A great turnout on a perfect day for the 1st Annual Outer Banks Oystoberfest.
Picture this, if you will…A perfect autumn day on the Outer Banks. Beer and a lot of it. And fresh—really, really fresh—oysters by the truck load.
Put all of that together and the burning question becomes, how could Oystoberfest get much better?
Who knows? This was the first Annual Outer Banks Oystoberbest so maybe Oystoberfest two, three, four and five will keep getting better, but this one was as close to a perfect Outer Banks day as there could be.
Held at Southern Shores Crossing in Southern Shores and sponsored by the Outer Banks Restaurant Association, the idea behind this was simple—bring fresh local oysters to the festival, pour beer from eight microbrews, bring in some local restaurants to highlight their creativity with oysters and let everyone have a good time.
There were seven oyster farms on hand—two from Virginia and five bringing oysters from local waters.
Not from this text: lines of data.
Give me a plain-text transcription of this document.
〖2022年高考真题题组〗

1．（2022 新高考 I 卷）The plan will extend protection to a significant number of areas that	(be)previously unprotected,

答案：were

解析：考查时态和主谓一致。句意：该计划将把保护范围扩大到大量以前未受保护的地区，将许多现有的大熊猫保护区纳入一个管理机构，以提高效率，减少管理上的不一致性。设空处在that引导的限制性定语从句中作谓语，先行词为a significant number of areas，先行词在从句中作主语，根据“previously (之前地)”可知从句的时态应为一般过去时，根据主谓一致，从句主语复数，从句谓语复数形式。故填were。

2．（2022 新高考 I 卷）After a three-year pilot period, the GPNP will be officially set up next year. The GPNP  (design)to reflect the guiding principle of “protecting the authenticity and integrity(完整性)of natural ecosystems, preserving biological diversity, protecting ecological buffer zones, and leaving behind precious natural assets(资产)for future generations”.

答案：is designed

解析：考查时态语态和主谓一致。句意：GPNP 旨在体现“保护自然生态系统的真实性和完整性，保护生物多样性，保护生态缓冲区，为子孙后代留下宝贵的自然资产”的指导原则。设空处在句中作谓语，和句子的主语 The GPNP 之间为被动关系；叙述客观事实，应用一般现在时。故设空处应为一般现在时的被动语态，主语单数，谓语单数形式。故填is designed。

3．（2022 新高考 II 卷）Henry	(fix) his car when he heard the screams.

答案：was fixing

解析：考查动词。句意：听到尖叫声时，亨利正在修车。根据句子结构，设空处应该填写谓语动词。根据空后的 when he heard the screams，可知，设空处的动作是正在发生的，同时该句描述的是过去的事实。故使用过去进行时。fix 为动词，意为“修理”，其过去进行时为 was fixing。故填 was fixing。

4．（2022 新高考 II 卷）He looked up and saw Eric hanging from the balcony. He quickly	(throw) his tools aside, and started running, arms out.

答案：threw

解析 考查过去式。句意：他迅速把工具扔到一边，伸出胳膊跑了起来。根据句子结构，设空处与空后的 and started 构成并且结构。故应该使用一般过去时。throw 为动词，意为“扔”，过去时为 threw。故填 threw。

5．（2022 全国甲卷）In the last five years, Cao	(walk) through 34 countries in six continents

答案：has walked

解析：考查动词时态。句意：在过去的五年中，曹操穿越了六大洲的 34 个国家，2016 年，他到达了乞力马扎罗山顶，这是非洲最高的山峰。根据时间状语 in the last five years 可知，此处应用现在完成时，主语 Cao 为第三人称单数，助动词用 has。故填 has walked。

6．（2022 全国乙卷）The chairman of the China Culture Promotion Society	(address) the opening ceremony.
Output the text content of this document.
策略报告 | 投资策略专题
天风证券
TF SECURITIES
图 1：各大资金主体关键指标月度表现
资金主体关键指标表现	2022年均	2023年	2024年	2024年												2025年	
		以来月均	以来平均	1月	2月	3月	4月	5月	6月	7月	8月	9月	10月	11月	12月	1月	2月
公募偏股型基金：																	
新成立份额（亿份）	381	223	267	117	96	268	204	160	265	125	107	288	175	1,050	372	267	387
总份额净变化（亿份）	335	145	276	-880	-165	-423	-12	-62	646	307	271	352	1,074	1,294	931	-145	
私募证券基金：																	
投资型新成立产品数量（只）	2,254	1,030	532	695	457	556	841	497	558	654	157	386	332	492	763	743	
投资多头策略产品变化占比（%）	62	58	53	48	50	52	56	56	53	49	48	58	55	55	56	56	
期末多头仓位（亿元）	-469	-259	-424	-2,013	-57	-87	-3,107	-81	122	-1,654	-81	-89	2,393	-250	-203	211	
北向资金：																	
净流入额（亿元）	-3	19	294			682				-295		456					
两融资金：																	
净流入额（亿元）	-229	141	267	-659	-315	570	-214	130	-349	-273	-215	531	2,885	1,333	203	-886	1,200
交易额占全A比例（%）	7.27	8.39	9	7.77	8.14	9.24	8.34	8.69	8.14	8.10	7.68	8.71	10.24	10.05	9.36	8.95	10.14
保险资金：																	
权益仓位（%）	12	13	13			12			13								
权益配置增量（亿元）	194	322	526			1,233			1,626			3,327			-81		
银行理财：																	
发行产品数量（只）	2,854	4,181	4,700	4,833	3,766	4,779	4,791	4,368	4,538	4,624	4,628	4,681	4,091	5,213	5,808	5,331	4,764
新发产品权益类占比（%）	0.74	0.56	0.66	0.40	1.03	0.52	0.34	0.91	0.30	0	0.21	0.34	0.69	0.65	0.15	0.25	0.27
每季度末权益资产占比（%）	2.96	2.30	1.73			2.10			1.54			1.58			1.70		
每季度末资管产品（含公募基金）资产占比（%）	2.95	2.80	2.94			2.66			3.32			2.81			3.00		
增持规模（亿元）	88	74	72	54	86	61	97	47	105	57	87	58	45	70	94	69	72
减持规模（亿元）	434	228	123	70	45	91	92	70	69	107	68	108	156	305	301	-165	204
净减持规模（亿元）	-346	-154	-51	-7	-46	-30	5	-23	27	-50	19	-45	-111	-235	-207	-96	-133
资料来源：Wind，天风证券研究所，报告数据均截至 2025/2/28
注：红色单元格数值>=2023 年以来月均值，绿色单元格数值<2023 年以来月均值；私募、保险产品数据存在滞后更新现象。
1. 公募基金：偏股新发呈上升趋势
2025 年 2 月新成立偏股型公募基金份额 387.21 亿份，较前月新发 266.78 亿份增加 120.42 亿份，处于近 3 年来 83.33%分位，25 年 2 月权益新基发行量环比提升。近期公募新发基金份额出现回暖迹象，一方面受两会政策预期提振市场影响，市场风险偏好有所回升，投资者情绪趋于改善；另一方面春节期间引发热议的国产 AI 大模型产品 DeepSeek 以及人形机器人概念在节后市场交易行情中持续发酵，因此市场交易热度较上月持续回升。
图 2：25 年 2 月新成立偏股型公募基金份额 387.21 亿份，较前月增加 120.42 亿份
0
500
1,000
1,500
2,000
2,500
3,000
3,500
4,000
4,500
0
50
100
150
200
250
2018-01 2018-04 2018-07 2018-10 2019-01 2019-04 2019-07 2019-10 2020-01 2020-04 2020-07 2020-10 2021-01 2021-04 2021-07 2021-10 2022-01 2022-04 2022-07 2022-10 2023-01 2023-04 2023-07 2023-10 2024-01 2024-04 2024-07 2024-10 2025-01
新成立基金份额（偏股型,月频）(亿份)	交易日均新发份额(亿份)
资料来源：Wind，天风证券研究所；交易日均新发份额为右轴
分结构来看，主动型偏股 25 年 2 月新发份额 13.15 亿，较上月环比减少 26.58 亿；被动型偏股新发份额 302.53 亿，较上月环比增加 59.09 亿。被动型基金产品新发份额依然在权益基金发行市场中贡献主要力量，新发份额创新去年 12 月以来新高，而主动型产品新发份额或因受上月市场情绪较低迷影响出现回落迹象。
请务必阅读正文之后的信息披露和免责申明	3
What is extraordinary about at the oysters, whether lightly steamed or raw, is how different the taste is depending on where the oyster was raised.
The oysters from Ruby Salts in Virginia are salty with a briny almost ocean-like flavor. Chadwick Creek Oysters from Bayberry, NC, which is on the mainland just south of the Pamlico River, are mild with an almost buttery flavor.
What is also great to see is the rebirth of the North Carolina oyster harvest. Devastated in the late 1980s and 1990s through a combination of over harvesting and bad management practices, it’s been a long road back, but it looks as though the efforts of organizations like the North Carolina Coastal Federation and the Nature Conservancy as well as state and federal agencies is really making a difference.